Selon le quotidien al Massae qui a également rapporté l'information
et qui a interrogé des responsables de la préfecture de Mohammedia, le
vendeur est un individu "marginal, qui a un casier judiciaire et qui a tenté de fuir, ne répondant pas à l'interpellation des moqaddems".
Est-ce une raison pour l'enchaîner et le piétinier ? N'est-il pas un
citoyen qui, quand bien même il aurait un casier judiciaire, bénéficie
de droits ?
Ces dernières semaines, la société dite civile s’enflamme pour un
homosexuel lynché, pour deux jeunes femmes elles aussi exposées à la
vindicte de la foule, pour une adolescente portant short dans un souk de
Safi et invectivée… Tout cela aurait un sens si la même société civile
s’intéressait également à ce genre d’exactions d’agents (auxiliaires ou
officiels) vivant dans un autre temps et usant de mœurs qu’on croyait
révolues, mais qui ne le sont pas toujours. La société civile, pour ne
pas perdre sa crédibilité, dans les deux camps en opposition et qui
s’affrontent par faits divers interposés, avec leurs armées
d’internautes, serait grandie en pointant tous ces dérapages et en
suivant ces affaires jusque dans les salles de tribunaux.

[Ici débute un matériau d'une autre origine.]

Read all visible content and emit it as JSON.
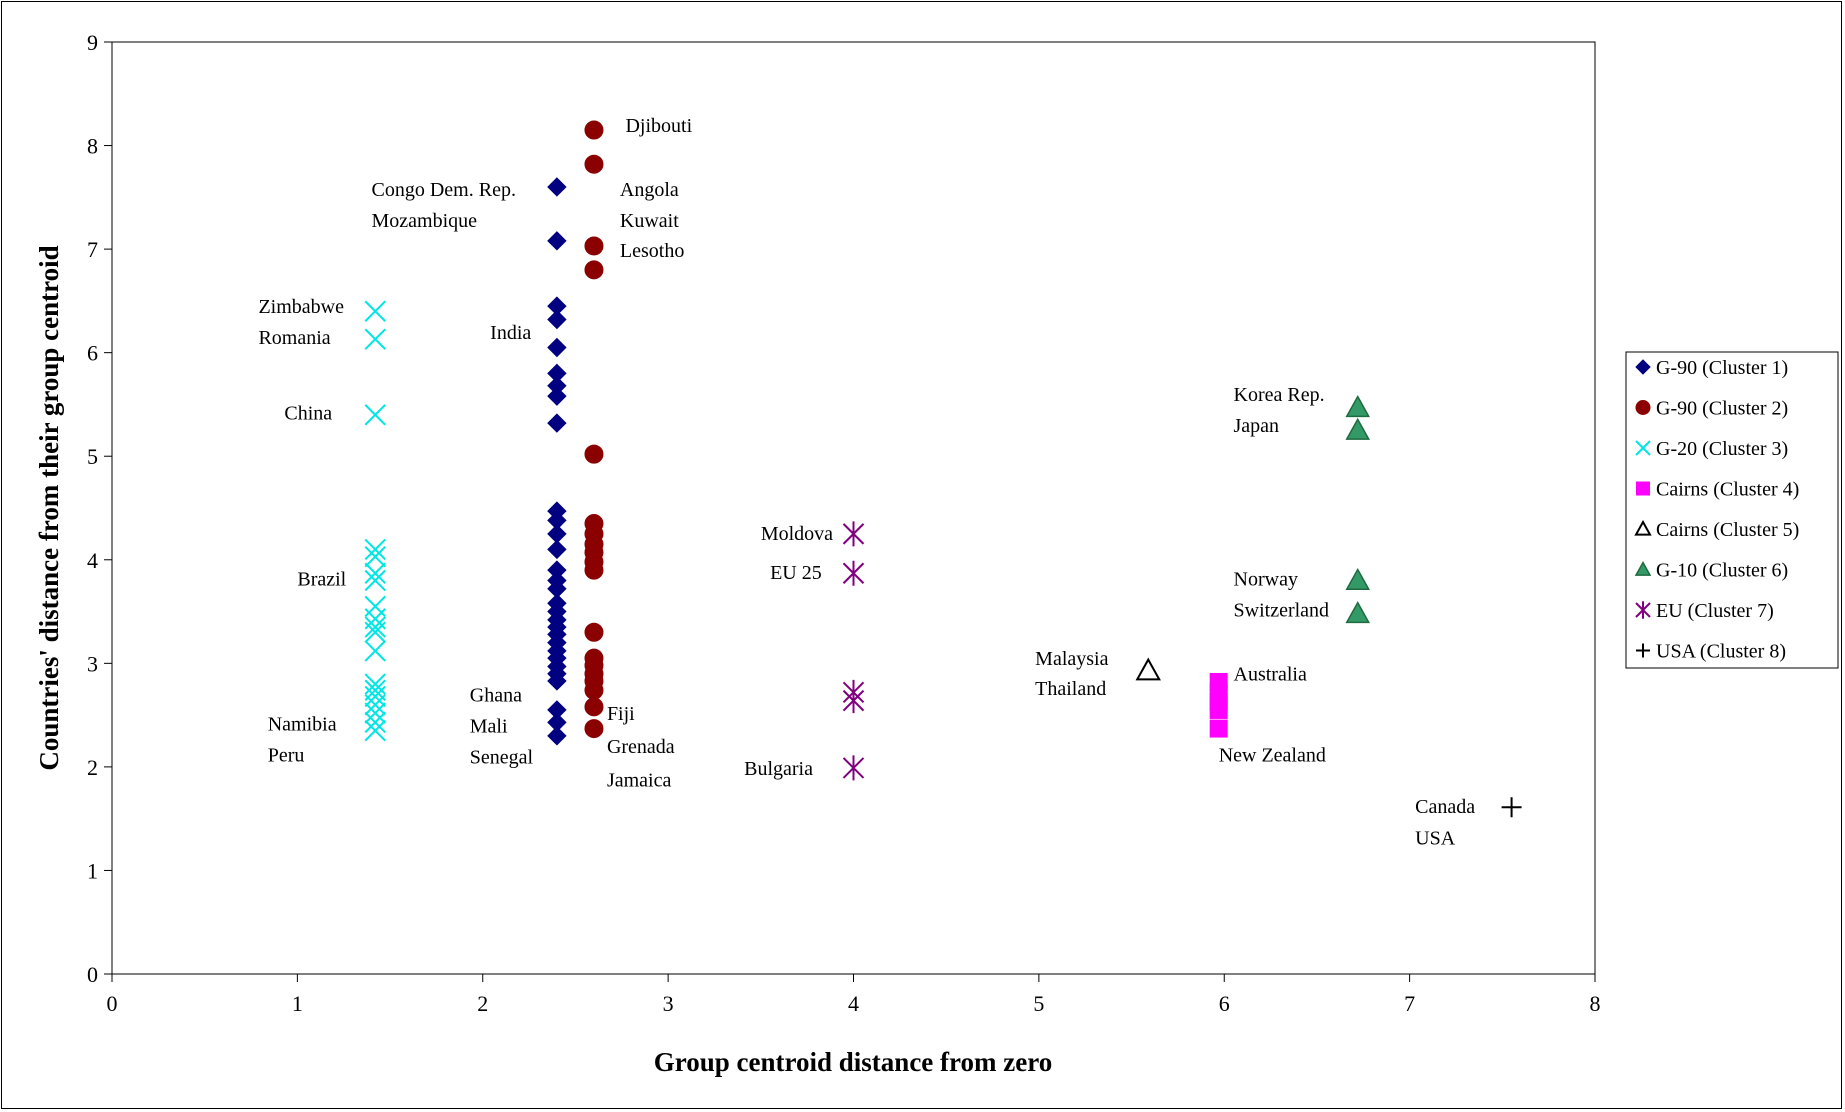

Saluons au passage l’action du caïd qui est intervenu et a mis un
terme à cette grave atteinte des droits de l’Homme, ainsi que celle des
agents (et officier) de police) que l’on voit sur la vidéo et qui ne
sont pas intervenus pour disperser l’attroupement, se contentant de
faire la circulation, et laissant les gens exprimer leur colère.